Residents are to share disposable cameras with neighbours and document spaces they feel to be redundant or under-utilised in the vicinity of the new development at which the hub is located. This first hand research will be collated when the Hub returns to the space, at which time a resident committee can then present their proposals for selected redundant spaces to the local council, developers and the neighbourhood planning forum.



MP: Do you think that your ideas about ‘Hub Planning’ are transferable to other contexts outside of the Isle of Dogs, and even outside of London?


PT&TM: For us, it was one of our main aims for this project to create a system that would be not only functional in the Isle of Dogs but transferable to areas inside and outside the UK. We see the method of Hub Planning to be applicable in any location that is to see large scale development. The research we have conducted could easily be applied to different locations. The mapping of communal/public assets is something that seems to be severely lacking, and old and new cities could benefit greatly from. Allowing residents to have better access to this information and then allow them the opportunity of directing actual change of even the smallest of spaces will give back populations genuine ownership of their local vicinity.

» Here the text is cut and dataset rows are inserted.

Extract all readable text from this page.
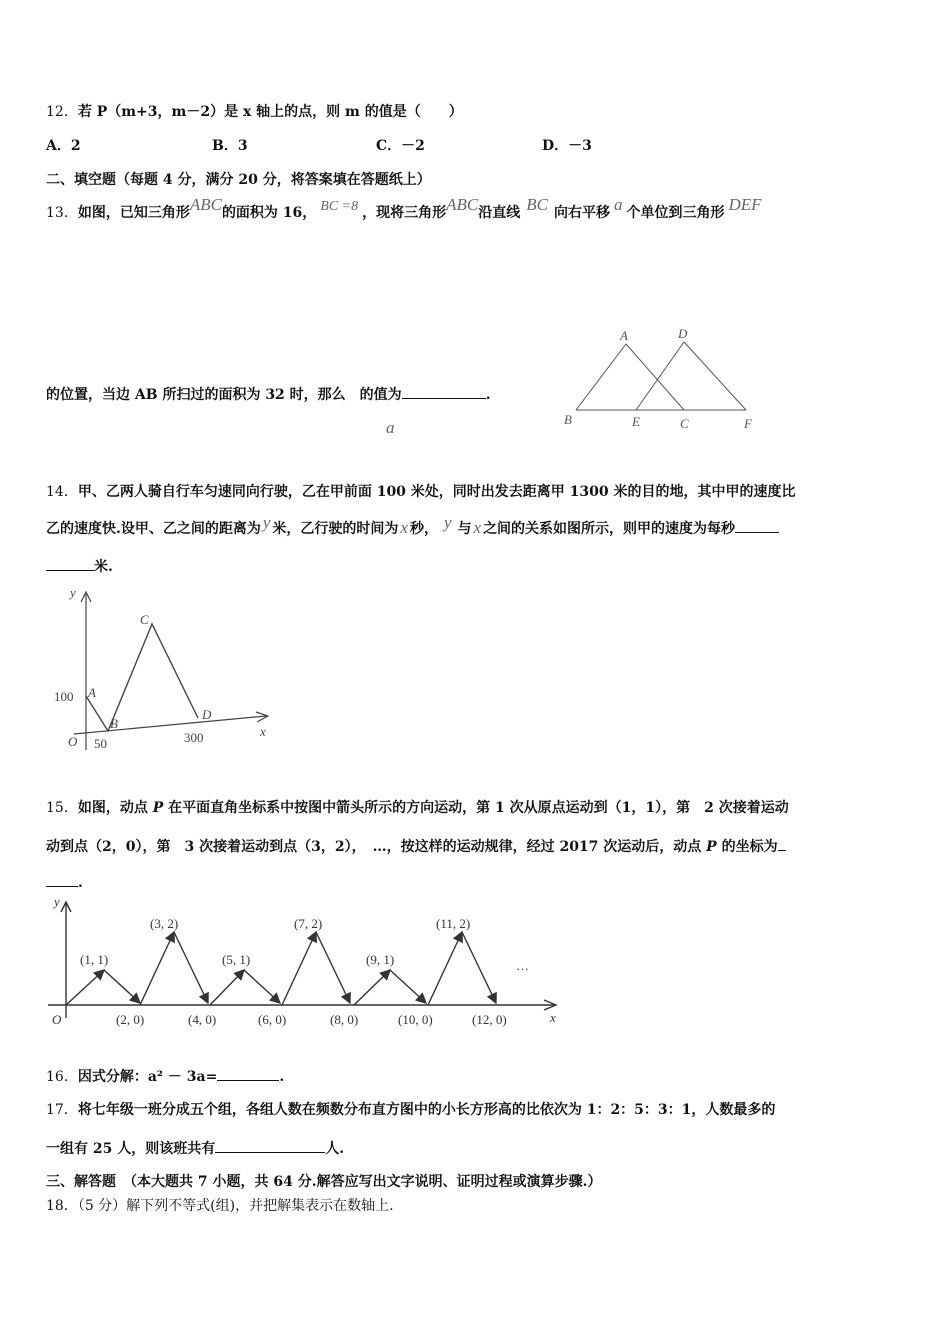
12．若 P（m+3，m－2）是 x 轴上的点，则 m 的值是（　　）
A．2	B．3	C．－2	D．－3
二、填空题（每题 4 分，满分 20 分，将答案填在答题纸上）
13．如图，已知三角形ABC的面积为 16， BC =8 ，现将三角形ABC沿直线 BC 向右平移 a 个单位到三角形 DEF
的位置，当边 AB 所扫过的面积为 32 时，那么　的值为	.
a
A	D
B	E	C	F
14．甲、乙两人骑自行车匀速同向行驶，乙在甲前面 100 米处，同时出发去距离甲 1300 米的目的地，其中甲的速度比
乙的速度快.设甲、乙之间的距离为 y 米，乙行驶的时间为 x 秒， y 与 x 之间的关系如图所示，则甲的速度为每秒
米.
y
x
O
100 A
B
C
D
50	300
15．如图，动点 P 在平面直角坐标系中按图中箭头所示的方向运动，第 1 次从原点运动到（1，1），第　2 次接着运动
动到点（2，0），第　3 次接着运动到点（3，2），　…，按这样的运动规律，经过 2017 次运动后，动点 P 的坐标为
.
y
x
O
(1, 1)
(3, 2)
(5, 1)
(7, 2)
(9, 1)
(11, 2)
…
(2, 0)	(4, 0)	(6, 0)	(8, 0)	(10, 0)	(12, 0)
16．因式分解：a² － 3a=	.
17．将七年级一班分成五个组，各组人数在频数分布直方图中的小长方形高的比依次为 1：2：5：3：1，人数最多的
一组有 25 人，则该班共有	人.
三、解答题　（本大题共 7 小题，共 64 分.解答应写出文字说明、证明过程或演算步骤.）
18．（5 分）解下列不等式(组)，并把解集表示在数轴上.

You can watch What is Community? here:


Over my time at Goldsmiths, I have come to find that my practice revolves around photographic documentation of the material environment and specific human interactions within. It is only in doing this over a period of time, in similar though differing situations, that opportunities in which to design come to light. Once certain opportunities are made clear, conversations with individuals and groups that are effected or affect said situations allows for an integral understanding of what exists and why, whilst uncovering possibilities as to what could be if change were to be implemented.

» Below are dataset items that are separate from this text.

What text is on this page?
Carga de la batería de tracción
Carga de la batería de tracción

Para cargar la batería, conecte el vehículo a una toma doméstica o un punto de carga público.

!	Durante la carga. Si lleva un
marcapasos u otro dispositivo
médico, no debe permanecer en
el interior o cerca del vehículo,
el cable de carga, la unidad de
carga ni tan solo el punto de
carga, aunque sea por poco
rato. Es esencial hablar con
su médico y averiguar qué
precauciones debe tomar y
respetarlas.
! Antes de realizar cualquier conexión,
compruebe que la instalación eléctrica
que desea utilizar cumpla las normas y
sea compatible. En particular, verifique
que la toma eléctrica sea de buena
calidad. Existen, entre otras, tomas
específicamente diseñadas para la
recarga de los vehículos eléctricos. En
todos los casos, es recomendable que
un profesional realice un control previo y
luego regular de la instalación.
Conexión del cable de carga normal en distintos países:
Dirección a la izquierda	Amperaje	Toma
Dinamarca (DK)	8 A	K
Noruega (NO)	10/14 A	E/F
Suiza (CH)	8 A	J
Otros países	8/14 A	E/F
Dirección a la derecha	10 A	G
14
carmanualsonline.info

I like to think that the built environment, in all of its complexity, is a creation of humans. A vibrant composition consisting not only of physical forms – buildings, streets and infrastructure – but also the users and the people that interact within those spaces. It is the idea that people and the built environment become inseparable. As a designer I like to seek for new methodologies of looking at this aspect while recording the built environment and seek for design opportunities within it. The question that I am trying to explore is how our behaviour as humans is shaped based on the architecture and the purpose of a building or an interior serves.